# Advanced Data Science Capstone Project

The dataset I'm going to use for the project is motionsense-dataset.

## Data Set Information:

This dataset includes time-series data generated by accelerometer and gyroscope sensors (attitude, gravity, userAcceleration, and rotationRate). It is collected with an iPhone 6s kept in the participant's front pocket using SensingKit which collects information from Core Motion framework on iOS devices. A total of 24 participants in a range of gender, age, weight, and height performed 6 activities in 15 trials in the same environment and conditions: downstairs, upstairs, walking, jogging, sitting, and standing.
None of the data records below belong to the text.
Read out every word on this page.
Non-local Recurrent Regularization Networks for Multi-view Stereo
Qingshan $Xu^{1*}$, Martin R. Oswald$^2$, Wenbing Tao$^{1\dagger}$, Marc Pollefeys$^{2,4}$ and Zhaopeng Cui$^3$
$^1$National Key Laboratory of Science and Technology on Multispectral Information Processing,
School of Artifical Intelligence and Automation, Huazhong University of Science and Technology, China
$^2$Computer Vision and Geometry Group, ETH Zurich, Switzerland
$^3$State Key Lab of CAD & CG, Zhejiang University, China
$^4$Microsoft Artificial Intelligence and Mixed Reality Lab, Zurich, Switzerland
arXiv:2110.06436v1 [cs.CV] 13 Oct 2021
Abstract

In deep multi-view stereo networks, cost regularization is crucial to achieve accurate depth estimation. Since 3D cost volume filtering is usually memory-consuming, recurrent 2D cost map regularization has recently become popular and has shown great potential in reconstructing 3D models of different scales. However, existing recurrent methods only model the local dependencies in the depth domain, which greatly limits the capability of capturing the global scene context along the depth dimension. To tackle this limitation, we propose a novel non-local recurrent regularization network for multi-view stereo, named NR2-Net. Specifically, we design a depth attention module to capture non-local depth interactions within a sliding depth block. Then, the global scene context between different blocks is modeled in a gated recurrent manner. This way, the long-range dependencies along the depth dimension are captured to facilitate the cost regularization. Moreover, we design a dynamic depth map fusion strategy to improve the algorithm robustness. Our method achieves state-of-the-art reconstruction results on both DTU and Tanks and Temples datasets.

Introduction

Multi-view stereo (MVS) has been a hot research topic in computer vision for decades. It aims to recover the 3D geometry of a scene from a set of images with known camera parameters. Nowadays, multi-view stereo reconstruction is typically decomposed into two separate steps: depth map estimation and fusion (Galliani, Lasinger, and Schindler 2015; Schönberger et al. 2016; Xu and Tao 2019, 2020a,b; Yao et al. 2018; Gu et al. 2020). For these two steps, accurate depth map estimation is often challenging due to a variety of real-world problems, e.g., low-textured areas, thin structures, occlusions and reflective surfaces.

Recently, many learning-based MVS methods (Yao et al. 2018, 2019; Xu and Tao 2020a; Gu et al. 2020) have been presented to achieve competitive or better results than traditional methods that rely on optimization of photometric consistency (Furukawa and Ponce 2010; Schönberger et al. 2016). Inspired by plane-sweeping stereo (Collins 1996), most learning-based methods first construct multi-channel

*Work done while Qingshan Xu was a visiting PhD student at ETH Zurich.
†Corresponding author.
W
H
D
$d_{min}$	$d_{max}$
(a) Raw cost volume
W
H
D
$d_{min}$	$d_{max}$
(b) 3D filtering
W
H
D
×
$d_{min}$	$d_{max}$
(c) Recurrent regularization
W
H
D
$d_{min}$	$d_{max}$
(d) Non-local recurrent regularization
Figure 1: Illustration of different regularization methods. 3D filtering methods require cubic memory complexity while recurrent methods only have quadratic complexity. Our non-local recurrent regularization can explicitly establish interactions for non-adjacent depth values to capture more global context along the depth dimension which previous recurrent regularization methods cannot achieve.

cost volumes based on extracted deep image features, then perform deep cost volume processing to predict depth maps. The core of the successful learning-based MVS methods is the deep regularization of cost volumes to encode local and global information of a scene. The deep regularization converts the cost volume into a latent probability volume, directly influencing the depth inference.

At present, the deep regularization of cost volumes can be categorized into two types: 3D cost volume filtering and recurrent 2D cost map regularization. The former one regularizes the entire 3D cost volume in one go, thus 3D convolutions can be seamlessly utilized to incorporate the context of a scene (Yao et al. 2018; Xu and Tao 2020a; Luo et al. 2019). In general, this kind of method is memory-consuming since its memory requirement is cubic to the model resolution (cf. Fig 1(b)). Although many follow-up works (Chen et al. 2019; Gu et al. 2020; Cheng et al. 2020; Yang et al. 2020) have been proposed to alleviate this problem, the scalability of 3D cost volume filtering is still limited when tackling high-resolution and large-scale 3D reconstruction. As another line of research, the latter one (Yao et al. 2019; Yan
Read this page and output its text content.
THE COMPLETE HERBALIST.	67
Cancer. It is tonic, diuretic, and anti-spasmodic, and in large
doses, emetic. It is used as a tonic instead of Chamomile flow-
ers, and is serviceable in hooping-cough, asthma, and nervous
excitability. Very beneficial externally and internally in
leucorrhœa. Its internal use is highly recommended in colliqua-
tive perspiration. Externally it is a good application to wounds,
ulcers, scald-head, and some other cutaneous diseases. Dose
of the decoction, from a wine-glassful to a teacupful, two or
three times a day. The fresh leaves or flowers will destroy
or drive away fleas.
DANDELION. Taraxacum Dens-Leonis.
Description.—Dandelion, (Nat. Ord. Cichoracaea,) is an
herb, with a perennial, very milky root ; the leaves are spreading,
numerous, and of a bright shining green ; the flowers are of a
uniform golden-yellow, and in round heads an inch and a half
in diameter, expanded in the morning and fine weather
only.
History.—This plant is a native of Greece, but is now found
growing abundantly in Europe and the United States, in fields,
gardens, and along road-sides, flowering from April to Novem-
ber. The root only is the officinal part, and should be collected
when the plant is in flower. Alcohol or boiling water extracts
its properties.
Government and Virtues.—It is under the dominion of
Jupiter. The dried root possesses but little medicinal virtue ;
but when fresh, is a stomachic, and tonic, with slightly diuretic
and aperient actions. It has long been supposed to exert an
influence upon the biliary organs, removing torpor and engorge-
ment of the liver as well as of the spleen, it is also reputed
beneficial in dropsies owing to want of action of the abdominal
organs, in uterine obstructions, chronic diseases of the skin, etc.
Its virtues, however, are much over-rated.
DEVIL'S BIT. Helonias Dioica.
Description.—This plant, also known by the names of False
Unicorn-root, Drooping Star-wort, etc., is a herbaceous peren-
With this dataset, we aim to look for personal attributes fingerprints in time-series of sensor data, i.e. attribute-specific patterns that can be used to infer gender or personality of the data subjects in addition to their activities.

Use Case:

Given the input of motion sensor data, we can use a machine learning model to predict the activity such as: 

downstairs, upstairs, walking, jogging, sitting, and standing 

Neural network would be a good fit to use as a deep learning model for this scenario.

Test GitHub

# Download the data

When this command completes you will have a file "montionsense.all-data"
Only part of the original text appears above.